The Internet Cannot be Trusted – Beamsplitters, Backdoors, and Broken Promises

We all know that the Internet is not a fundamentally safe place. With the tremendous gains in information sharing and the conveniences that the Internet brings, come opportunities for exploitation. Fraud, harassment, surveillance, censorship, social and political manipulation, industrial and political espionage, data theft and discrimination have all taken hold in one of the greatest tools ever created by mankind.

This article is intended to show you those failings in design, and the challenges ahead that engineers around the world have to imagine their way out of. I will focus heavily on network equipment, but this problem extends far beyond that horizon. PCs, mobile devices, industrial systems, the cloud, and databases around the world all face serious issues that beyond the scope of this writing.

A little history:

As the Internet sprang to life in the 80s and 90s, some companies rose to the top as market leaders in their particular fields. Cisco Systems are the kings of networking, although their leadership in wireless networking, switching, routing, and firewalls is diminishing over time. Juniper, Arista, Huawei, and a huge number of other small to medium competitors have risen up to challenge Cisco’s dominance over the core functions of the Internet.

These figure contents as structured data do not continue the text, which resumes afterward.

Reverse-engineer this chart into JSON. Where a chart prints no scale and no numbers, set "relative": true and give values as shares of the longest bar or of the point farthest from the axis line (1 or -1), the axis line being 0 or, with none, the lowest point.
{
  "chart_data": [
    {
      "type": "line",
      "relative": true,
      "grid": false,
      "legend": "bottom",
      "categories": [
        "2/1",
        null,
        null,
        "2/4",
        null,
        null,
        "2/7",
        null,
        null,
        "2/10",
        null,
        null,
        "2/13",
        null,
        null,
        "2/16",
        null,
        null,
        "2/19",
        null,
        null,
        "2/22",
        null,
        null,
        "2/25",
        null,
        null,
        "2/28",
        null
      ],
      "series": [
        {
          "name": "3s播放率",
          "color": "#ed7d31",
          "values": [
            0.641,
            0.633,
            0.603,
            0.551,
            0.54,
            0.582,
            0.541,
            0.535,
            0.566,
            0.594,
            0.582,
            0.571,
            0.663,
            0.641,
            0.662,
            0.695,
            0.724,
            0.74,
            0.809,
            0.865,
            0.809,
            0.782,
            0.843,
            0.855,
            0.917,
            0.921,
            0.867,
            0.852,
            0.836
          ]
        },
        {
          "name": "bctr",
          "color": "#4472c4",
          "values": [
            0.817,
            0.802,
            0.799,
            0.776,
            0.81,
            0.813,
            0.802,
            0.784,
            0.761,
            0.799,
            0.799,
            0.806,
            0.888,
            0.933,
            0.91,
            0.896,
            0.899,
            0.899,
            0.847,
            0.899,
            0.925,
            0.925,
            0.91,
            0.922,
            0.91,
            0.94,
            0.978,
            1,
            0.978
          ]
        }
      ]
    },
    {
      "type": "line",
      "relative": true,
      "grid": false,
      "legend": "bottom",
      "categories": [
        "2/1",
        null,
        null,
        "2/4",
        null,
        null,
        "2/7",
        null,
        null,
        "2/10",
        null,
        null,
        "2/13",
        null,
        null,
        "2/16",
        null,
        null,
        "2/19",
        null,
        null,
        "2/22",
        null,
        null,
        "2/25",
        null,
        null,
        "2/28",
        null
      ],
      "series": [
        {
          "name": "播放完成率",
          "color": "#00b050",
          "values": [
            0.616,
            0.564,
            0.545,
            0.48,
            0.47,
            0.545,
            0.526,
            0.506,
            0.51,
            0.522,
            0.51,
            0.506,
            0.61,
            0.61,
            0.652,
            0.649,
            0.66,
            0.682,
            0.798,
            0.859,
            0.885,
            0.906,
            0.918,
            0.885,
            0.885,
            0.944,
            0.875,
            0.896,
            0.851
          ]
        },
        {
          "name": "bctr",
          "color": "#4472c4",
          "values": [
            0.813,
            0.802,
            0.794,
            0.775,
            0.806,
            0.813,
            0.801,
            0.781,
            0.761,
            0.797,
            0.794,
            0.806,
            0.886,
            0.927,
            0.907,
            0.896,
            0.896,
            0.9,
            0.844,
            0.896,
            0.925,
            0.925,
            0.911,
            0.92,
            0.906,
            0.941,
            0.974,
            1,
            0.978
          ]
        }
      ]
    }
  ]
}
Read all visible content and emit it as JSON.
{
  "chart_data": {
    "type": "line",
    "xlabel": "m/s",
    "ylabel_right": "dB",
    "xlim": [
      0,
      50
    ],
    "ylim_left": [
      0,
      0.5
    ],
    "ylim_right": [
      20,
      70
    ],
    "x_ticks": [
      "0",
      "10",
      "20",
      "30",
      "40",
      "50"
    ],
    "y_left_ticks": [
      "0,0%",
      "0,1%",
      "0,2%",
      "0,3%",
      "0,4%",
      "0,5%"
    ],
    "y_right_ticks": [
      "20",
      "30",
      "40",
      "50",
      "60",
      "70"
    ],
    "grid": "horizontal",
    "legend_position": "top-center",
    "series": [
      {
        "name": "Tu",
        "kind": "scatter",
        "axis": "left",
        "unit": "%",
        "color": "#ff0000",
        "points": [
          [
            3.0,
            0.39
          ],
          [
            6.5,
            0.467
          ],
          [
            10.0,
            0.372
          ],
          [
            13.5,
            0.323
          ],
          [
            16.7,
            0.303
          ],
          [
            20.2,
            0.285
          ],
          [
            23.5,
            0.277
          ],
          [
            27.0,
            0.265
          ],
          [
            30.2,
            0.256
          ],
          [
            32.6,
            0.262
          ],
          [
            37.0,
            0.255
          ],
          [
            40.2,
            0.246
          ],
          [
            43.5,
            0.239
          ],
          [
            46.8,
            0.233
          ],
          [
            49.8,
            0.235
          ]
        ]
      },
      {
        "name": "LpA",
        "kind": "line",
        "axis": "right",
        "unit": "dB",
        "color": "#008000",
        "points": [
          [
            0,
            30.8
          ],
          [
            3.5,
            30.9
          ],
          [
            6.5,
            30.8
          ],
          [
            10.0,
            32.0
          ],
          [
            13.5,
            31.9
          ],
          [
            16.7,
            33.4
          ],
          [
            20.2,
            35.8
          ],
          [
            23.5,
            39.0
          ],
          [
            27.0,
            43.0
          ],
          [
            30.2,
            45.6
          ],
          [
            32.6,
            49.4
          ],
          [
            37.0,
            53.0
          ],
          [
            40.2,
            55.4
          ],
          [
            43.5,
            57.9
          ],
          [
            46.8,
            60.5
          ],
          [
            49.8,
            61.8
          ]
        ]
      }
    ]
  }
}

I will talk a lot about Cisco here, because they are the market leaders. This problem spans every one of their competitors as well.

Cisco’s Position on the Encryption Debate:

Cisco builds surveillance capabilities directly into its hardware, which it calls “Lawful Intercept.” The idea is that a firm using Cisco equipment can give access to law enforcement to conduct investigations, presumably with some form of due process and a court order. Here is some documentation on how to set up Lawful Intercept on your Cisco equipment. More Info.

And some info on what Lawful Intercept actually does:

You’ll notice that the language in the documentation repeatedly touches on a problem. Lawful Intercept is intended to be used by law enforcement or government agents who have a legal basis to be conducting surveillance. As with everything in the computing world, making assumptions about how users will access your systems leads to problems.

Problem #1: Access Isn’t Limited in any Meaningful Way

Anyone with access who knows how to setup Lawful Intercept can wiretap people on their network. There are no controls, certificate systems, or other restrictions to prevent access.

Problem #2: Over 150 Security Flaws that can give Hackers Access

Here is a list of security problems for Cisco IOS. Ignoring DoS because that doesn’t actually give anyone access, there’s a long list of serious issues that include gems such as:

Remote users can log into to router with full admin powers using a hard-coded username and password.

Remote users can log into router with limited access with a hard-coded username and password, but can then escalate access to full admin powers.

Remote users can listen to all traffic passing over SNMP (note: SNMP is what is used to communicate all Lawful Intercept information)

In total there are 5 major “full control” flaws in Cisco’s IOS just in the first half of 2018.

What this adds up to is that clandestine agencies are having a field day with the gear that powers the Internet. You’ll see similar serious problems with other major brands of network equipment as well.

How are these problems exploited?

It depends on what your attacker wants. The NSA (and presumably others) have manipulated BGP traffic to intercept and manipulate data. It is also safe to assume that with these kinds of serious flaws at their disposal, one can monitor any counterparty that they wish. We also know a that the NSA stores away the metadata of targets to monitor their activity, and will even store away encrypted data from https websites and end-to-end encrypted services with the hope that the tech will arise to break the encryption at a later time.

What can we do?

It is a long and bumpy road ahead. Router operating systems must be open sourced. It is the only way that you can enable peer-review of code and allow the public (and the company’s customers) to verify that the software powering their equipment is safe, and that a malicious user can’t log into their device with
user:cisco
pass:

…and get admin access to their core networking systems.

The light provided by open-sourcing the software immediately removes the possibility of these kinds of flaws from surfacing. It gives the world reassurance that these systems can be trusted.

Even if we were to switch to PCs to provide networking services like Cisco and Juniper equipment does now, those PCs run on closed-source firmware that cannot be trusted. The Intel Management Engine and AMD Platform Security Processor are both black boxes of code with the highest level of security access to a computer, and the ability to communicate over networks with no operating system even installed on the PC. In the case of Intel Management Engine, it can even work while the computer is powered off if it is plugged in. Extensive research has gone into whether Intel ME can be fully removed, but so far we can only disable it.

Until the day arrives that we can trust our computers and networks once again, we need to encrypt encrypt encrypt. Use a reputable VPN provider. Do not visit web pages that are not https (Let’s Encrypt has made this so easy that there aren’t really any excuses anymore). Encrypt your messages and emails, and don’t trust the equipment that sits between you and the person you are communicating with.